儲けなく、基本はセルフで対応して欲しいという体制と言えた。


「それで儲けろって無理だろ?ただでさえ、赤字だったのに……」


来なくても来ても、利益なし。働く人間はただただ疲労していくのみ。夜の業務の縮小、見直しが成されるのは当然と言える。

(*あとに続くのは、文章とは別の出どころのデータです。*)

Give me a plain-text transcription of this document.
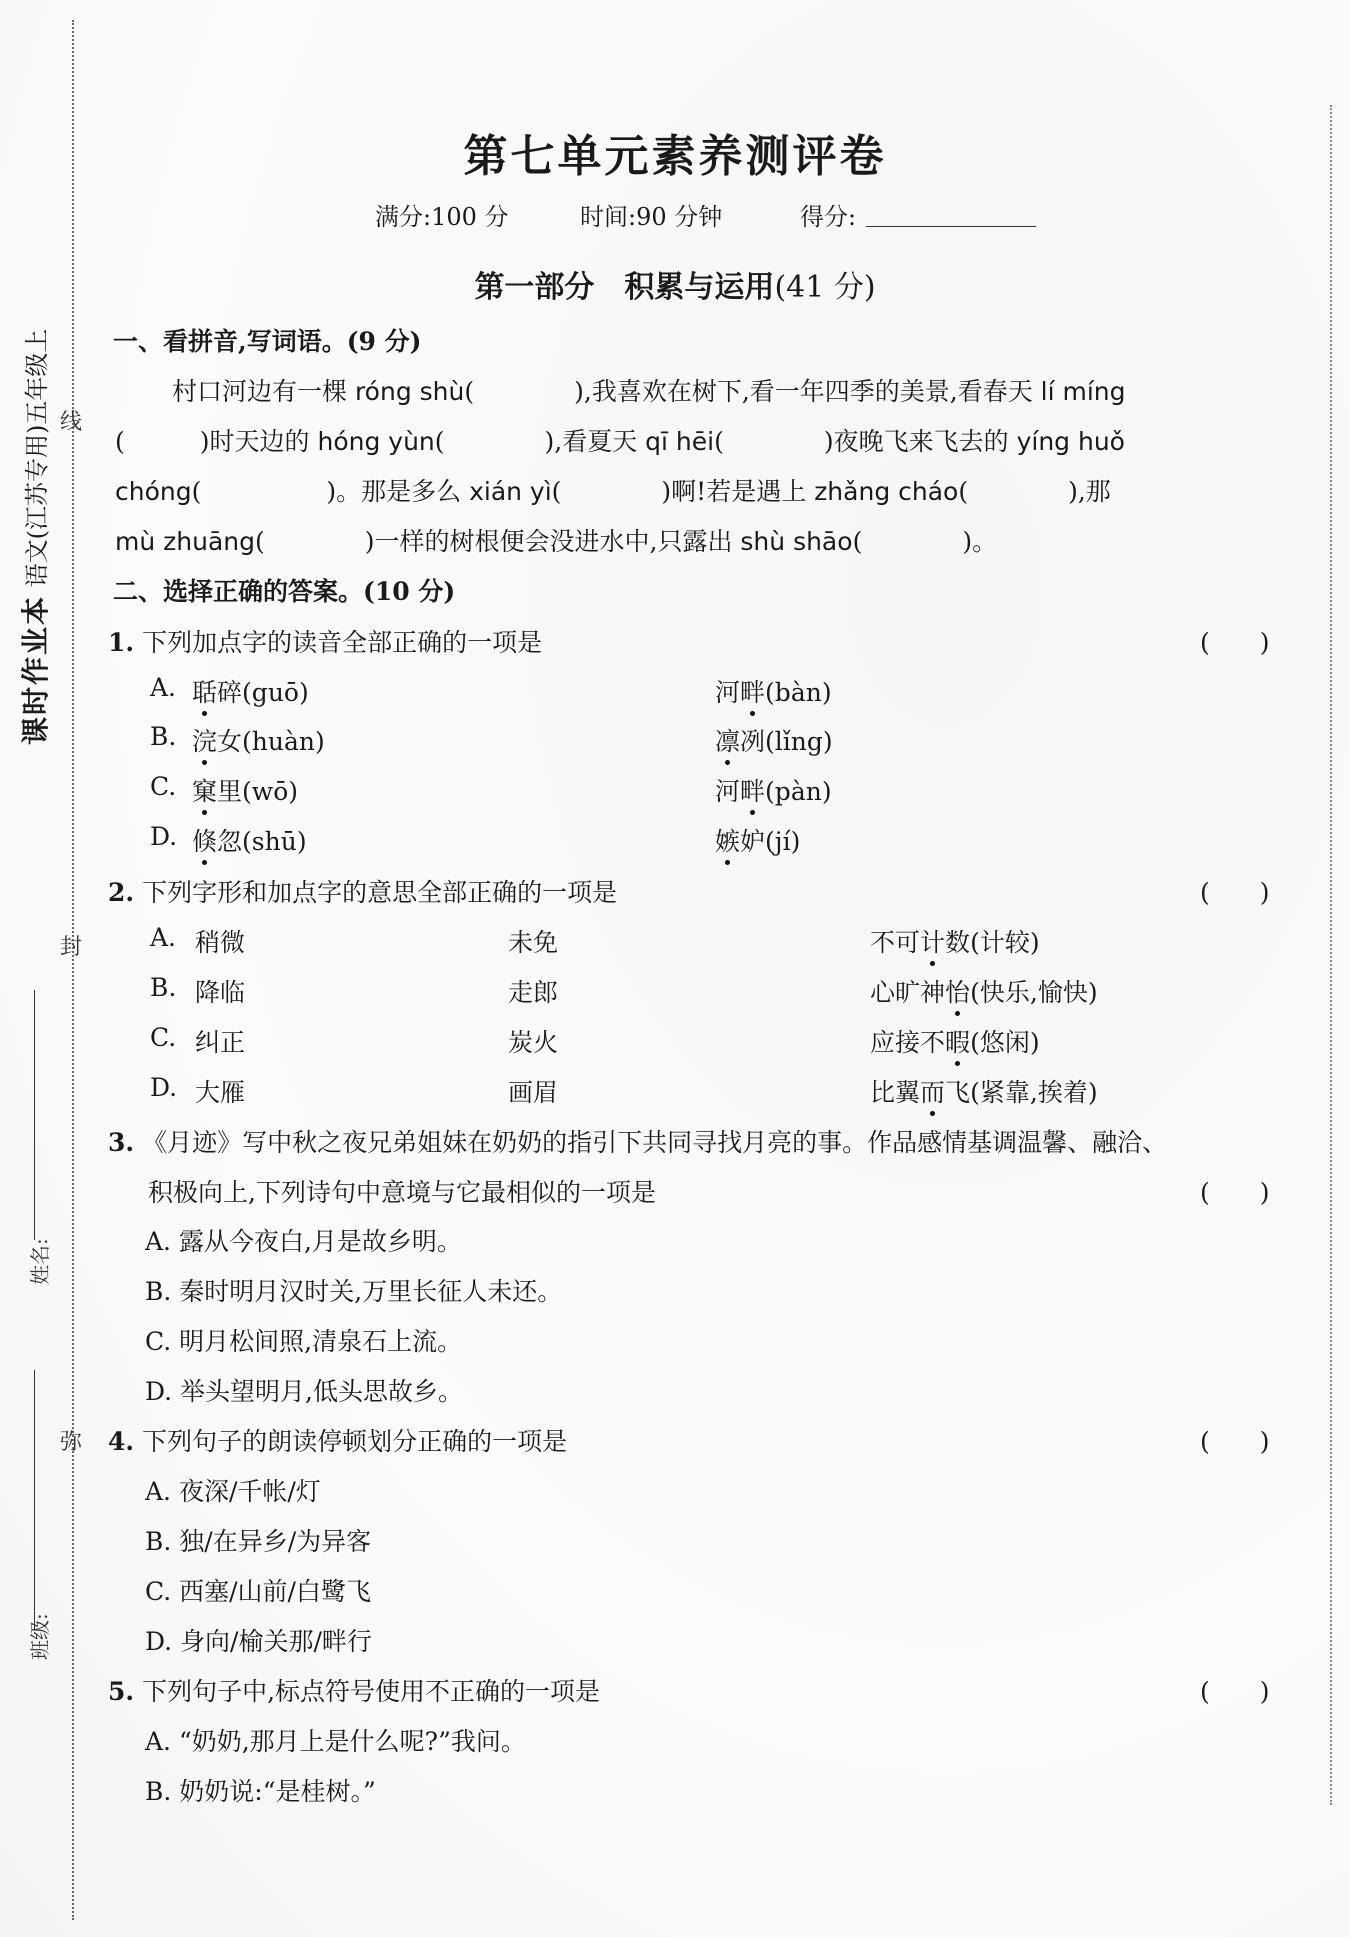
课时作业本 语文(江苏专用)五年级上 线
封
弥
姓名:
班级:
第七单元素养测评卷
满分:100 分	时间:90 分钟	得分:
第一部分　积累与运用(41 分)
一、看拼音,写词语。(9 分)
村口河边有一棵 róng shù(　　　　),我喜欢在树下,看一年四季的美景,看春天 lí míng
(　　　)时天边的 hóng yùn(　　　　),看夏天 qī hēi(　　　　)夜晚飞来飞去的 yíng huǒ
chóng(　　　　　)。那是多么 xián yì(　　　　)啊!若是遇上 zhǎng cháo(　　　　),那
mù zhuāng(　　　　)一样的树根便会没进水中,只露出 shù shāo(　　　　)。
二、选择正确的答案。(10 分)
1. 下列加点字的读音全部正确的一项是	(　　)
A. 聒碎(guō)	河畔(bàn)
B. 浣女(huàn)	凛冽(lǐng)
C. 窠里(wō)	河畔(pàn)
D. 倏忽(shū)	嫉妒(jí)
2. 下列字形和加点字的意思全部正确的一项是	(　　)
A. 稍微	未免	不可计数(计较)
B. 降临	走郎	心旷神怡(快乐,愉快)
C. 纠正	炭火	应接不暇(悠闲)
D. 大雁	画眉	比翼而飞(紧靠,挨着)
3. 《月迹》写中秋之夜兄弟姐妹在奶奶的指引下共同寻找月亮的事。作品感情基调温馨、融洽、
积极向上,下列诗句中意境与它最相似的一项是	(　　)
A. 露从今夜白,月是故乡明。
B. 秦时明月汉时关,万里长征人未还。
C. 明月松间照,清泉石上流。
D. 举头望明月,低头思故乡。
4. 下列句子的朗读停顿划分正确的一项是	(　　)
A. 夜深/千帐/灯
B. 独/在异乡/为异客
C. 西塞/山前/白鹭飞
D. 身向/榆关那/畔行
5. 下列句子中,标点符号使用不正确的一项是	(　　)
A. “奶奶,那月上是什么呢?”我问。
B. 奶奶说:“是桂树。”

「どんな仕事にも、お客様に見えない内部処理ってのは多いし、負担は大きいんだよな」

「気が狂う話だし、今も軽くそうだが。朝から晩まで働くのは普通だし」

「会社内で寝泊まりも人によっては珍しくなかったな」


まずは利益にするのが難しい。トラブルのリスクが高すぎる。現場の人間の疲労がハンパないなど。

ちょっとやそっとじゃ改善しない。

むしろ、昔はよくやれたと言える状況だった。


◇         ◇


ゴクゴクゴク


パクパク…………


お酒やら出てくる飯を食べながら、昔々の話へ。


「なんで昔はそんな無茶ができたんです?」

「通販……まー、ネットの影響がデカいな」

「今は当たり前に追跡サービスなんてやったり、個人売買なんて上手くやれなかったよ」


色んなネット通販が栄え、普及し、届いて当たり前。欲しかった商品を簡単に取り寄せできるなど、想像以上に可能にしてしまった事だ。


「木下さんが若い頃は少なくて、届かなくても」


『へへっ、知りませ~~ん。まだこちらに届いてないんじゃね?個人でやりとりしてるからだよ!住所表記間違えてたんじゃね?』


「そんないい加減なお客様対応をタバコ吸いながら、お客様の目の前で言っていたからね」

「マジですか、さねさん…………」


”事実です”


「ちなみにお探しの荷物は木下が誤配してた」

「サイテーだな、あの人!!」


そーいう昔の良き時代もあり、配達員が信用されていなかった時代。それでも積み重ねた事で信用や信頼が生まれ、爆発的な普及に繋がったと思う。

便利と分かれば、普及するのも早い。当然な事だろう。


そこから色々と価値観が変わってしまったと言える。